L’Érythrée est un vaste plateau qui domine une étroite plaine côtière, large d’une cinquantaine de kilomètres. Elle connaît deux saisons semi désertique et désertique La plaine côtière est extrêmement chaude et reçoit peu de pluie. Les côtes, longues de 1 150 km, sont inhospitalières en raison des récifs coralliens et subissent deux mouillages de qualité, la baie d’Arkiko où est installé le port de Massaoua et le golfe de Zula. Au sud-est, le désert des Afars (Danakils), la fameuse plaine du sel, située en dessous du niveau de la mer (- 100 m), connaît des températures parmi les plus élevées jamais enregistrées sur terre. Vers l’ouest, la plaine côtière se relève brusquement en un haut plateau dont l’altitude varie de 1 830 à 2 440 m et donnant des précipitations annuelles supérieures à celles de la côte., Situées au nord et à l’ouest du plateau central les collines varient entre 760 et 1 370 m d’altitude. Le réseau hydrographique du pays est pauvre, le seul fleuve important, non navigable, le Baraka, prend sa source près d’Asmara et se jette dans la mer Rouge au Soudan.

On trouve trois types de paysages naturels, la steppe à acacias et le désert sur les côtes, la brousse xérophile parsemée de tamaris et d’acacias et la savane sur les plateaux .la culture de fleurs et de fruits est réservée à l’exportation.

Vendeuse de grains
(avec l’aimable autorisation d’Eric Lafforgue)
Mais le pays produit aussi des pommes de terre, de la vigne ,des oliviers et des céréales tels que le blé, le sergho, il possède aussi un cheptel composé de caprins , d’ovins, bovins et de volailles.

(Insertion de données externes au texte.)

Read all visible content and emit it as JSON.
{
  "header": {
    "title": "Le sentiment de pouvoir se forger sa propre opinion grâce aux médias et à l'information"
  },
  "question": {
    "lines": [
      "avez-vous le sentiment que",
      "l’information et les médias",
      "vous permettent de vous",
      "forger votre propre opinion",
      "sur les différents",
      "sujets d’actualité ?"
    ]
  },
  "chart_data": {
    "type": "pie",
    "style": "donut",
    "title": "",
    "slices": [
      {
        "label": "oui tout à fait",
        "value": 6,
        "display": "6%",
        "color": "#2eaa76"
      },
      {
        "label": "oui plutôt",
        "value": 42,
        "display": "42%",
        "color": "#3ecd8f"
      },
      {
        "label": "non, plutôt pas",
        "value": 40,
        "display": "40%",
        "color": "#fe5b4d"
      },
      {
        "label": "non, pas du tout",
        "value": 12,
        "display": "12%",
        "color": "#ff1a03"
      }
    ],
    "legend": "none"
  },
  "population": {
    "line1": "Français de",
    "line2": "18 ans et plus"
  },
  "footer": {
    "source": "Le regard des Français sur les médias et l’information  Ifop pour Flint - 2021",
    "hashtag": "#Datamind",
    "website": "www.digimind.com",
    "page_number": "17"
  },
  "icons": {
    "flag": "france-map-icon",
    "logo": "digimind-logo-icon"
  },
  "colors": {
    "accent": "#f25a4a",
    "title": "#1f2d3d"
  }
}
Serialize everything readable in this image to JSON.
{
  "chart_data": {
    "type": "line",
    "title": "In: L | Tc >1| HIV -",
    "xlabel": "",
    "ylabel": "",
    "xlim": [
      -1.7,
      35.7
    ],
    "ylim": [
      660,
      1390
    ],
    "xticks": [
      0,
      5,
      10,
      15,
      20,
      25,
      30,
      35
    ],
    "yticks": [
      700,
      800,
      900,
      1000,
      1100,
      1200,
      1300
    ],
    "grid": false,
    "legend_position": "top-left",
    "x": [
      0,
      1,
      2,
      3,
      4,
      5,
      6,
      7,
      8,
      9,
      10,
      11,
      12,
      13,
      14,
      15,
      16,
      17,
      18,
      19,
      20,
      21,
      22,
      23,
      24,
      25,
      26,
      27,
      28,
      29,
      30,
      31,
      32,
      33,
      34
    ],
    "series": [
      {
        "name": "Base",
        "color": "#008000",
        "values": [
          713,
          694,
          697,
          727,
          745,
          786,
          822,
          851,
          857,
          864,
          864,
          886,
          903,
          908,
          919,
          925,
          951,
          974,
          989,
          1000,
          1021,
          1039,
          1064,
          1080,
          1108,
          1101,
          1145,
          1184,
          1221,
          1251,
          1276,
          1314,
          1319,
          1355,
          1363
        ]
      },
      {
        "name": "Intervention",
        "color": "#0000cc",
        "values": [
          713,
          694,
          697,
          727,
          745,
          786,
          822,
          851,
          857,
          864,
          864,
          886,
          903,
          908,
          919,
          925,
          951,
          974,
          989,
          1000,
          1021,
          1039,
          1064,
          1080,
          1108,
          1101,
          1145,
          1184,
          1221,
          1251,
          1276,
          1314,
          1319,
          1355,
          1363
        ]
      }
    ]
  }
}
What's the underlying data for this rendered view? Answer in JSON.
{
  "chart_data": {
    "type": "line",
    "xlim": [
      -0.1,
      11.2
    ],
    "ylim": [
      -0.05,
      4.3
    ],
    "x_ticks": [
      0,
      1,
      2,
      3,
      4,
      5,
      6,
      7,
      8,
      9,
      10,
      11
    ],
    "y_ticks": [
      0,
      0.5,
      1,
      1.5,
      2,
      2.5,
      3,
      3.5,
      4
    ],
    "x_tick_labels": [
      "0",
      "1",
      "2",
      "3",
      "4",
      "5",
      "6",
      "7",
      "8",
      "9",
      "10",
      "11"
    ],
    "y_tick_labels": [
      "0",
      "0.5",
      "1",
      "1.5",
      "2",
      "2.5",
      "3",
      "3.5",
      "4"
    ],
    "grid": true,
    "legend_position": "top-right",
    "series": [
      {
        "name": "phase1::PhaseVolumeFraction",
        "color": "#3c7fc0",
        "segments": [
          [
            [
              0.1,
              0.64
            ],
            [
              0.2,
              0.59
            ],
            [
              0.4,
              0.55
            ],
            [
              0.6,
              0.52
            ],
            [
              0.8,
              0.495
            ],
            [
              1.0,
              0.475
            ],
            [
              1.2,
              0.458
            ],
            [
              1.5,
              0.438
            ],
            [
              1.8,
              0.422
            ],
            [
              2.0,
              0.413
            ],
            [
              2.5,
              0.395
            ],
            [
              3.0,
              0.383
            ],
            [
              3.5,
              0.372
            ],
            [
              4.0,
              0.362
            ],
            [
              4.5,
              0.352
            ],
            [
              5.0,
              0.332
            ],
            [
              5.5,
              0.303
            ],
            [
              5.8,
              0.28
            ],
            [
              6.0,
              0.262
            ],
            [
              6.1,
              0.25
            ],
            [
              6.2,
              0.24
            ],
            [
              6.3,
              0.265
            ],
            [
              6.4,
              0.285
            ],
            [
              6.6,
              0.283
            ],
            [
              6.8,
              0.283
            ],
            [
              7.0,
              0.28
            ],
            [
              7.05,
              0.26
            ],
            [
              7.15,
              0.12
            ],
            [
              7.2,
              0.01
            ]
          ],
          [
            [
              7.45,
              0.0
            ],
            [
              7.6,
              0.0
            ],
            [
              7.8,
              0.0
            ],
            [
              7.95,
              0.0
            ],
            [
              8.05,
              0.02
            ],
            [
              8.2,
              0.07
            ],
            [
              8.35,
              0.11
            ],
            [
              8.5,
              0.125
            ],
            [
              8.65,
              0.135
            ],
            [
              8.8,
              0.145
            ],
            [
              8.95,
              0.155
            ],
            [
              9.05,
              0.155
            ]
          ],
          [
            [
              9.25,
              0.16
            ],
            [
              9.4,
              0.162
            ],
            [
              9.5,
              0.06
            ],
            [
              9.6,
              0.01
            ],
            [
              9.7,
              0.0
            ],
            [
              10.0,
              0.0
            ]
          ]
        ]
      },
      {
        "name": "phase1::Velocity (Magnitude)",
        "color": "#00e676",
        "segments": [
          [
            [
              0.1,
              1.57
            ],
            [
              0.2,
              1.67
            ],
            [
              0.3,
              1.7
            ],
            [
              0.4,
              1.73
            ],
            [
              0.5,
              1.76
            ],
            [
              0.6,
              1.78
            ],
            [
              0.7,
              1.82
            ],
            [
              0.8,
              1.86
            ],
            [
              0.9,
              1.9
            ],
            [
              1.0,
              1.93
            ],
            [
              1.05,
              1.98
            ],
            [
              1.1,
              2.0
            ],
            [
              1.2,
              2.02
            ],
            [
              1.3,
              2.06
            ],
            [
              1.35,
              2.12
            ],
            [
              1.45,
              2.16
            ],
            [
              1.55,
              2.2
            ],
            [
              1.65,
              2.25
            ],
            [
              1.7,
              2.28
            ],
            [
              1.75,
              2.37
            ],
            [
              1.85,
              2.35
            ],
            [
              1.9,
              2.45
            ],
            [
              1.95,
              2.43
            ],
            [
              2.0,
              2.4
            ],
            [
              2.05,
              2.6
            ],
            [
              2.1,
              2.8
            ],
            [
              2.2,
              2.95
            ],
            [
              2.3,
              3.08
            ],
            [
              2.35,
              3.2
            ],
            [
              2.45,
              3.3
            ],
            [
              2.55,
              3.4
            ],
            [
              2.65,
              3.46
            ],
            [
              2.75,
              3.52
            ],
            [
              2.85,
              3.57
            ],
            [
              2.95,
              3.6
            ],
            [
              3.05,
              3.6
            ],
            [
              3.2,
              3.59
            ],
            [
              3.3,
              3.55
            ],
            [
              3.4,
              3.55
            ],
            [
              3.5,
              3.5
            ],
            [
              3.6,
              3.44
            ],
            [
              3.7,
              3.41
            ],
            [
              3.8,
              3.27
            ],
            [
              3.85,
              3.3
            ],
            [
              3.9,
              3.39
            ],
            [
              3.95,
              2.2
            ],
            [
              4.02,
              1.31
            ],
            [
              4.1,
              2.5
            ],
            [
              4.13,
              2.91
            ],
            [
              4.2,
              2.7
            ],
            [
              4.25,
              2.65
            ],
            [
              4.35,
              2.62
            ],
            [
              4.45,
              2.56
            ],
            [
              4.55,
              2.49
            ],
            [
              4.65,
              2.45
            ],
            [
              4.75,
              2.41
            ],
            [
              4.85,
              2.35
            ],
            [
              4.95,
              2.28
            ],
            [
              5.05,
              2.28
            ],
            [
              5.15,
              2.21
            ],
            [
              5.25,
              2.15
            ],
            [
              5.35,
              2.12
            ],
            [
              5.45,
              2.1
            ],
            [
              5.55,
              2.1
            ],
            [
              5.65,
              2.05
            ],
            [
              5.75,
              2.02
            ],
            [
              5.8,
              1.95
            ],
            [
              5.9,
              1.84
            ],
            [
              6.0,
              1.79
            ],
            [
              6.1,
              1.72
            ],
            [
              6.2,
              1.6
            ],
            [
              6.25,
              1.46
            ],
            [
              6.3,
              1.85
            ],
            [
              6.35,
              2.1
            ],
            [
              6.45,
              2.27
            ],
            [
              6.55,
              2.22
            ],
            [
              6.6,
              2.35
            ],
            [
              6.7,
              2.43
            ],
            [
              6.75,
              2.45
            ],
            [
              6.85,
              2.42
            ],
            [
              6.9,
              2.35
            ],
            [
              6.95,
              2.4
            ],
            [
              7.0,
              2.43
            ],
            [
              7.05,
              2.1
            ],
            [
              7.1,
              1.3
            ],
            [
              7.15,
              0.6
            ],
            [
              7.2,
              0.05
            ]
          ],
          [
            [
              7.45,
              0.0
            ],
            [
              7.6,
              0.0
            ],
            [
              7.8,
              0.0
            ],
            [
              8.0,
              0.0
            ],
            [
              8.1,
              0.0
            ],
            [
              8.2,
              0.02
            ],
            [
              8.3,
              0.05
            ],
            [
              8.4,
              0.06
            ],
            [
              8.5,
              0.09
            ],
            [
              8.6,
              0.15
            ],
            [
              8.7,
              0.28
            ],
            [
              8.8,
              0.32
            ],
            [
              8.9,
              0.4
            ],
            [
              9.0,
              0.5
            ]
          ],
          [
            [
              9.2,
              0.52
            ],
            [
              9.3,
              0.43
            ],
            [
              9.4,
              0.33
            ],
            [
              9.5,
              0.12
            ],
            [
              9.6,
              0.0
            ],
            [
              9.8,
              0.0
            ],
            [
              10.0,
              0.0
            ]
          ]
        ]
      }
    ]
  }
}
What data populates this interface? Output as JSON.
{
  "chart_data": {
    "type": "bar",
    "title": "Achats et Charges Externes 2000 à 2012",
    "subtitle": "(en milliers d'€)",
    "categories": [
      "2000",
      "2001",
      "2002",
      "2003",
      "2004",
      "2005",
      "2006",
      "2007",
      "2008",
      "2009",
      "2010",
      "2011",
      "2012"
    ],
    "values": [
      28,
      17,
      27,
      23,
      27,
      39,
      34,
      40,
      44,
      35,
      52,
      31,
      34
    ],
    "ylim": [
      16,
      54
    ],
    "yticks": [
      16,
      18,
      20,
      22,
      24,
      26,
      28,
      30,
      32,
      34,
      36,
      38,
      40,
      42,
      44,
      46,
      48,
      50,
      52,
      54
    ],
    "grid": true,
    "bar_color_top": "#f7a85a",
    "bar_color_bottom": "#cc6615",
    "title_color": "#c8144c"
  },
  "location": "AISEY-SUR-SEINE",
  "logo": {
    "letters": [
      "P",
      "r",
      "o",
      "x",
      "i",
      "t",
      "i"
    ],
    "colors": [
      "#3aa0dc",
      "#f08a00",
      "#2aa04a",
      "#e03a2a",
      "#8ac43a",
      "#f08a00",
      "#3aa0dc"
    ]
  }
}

Le pays possède des gisements de potasse ainsi que de l’or, du fer et du pétrole ;du cuivre, du gaz naturel, mais trois décennies de guerre ont beaucoup freiné l’exploration et l’exploitation de ces richesses minières.

En 1999, le produit intérieur brut (PIB) de l’Érythrée était de 645 millions de dollars, soit 160 dollars par habitant. L’Érythrée est un pays à 80 p. 100 rural, l’agriculture constitue l’activité traditionnelle du plateau et des régions Nord et Ouest, où les précipitations sont suffisantes.

La monnaie de l'Erythrée est le nafka qui se divise en 100 centime.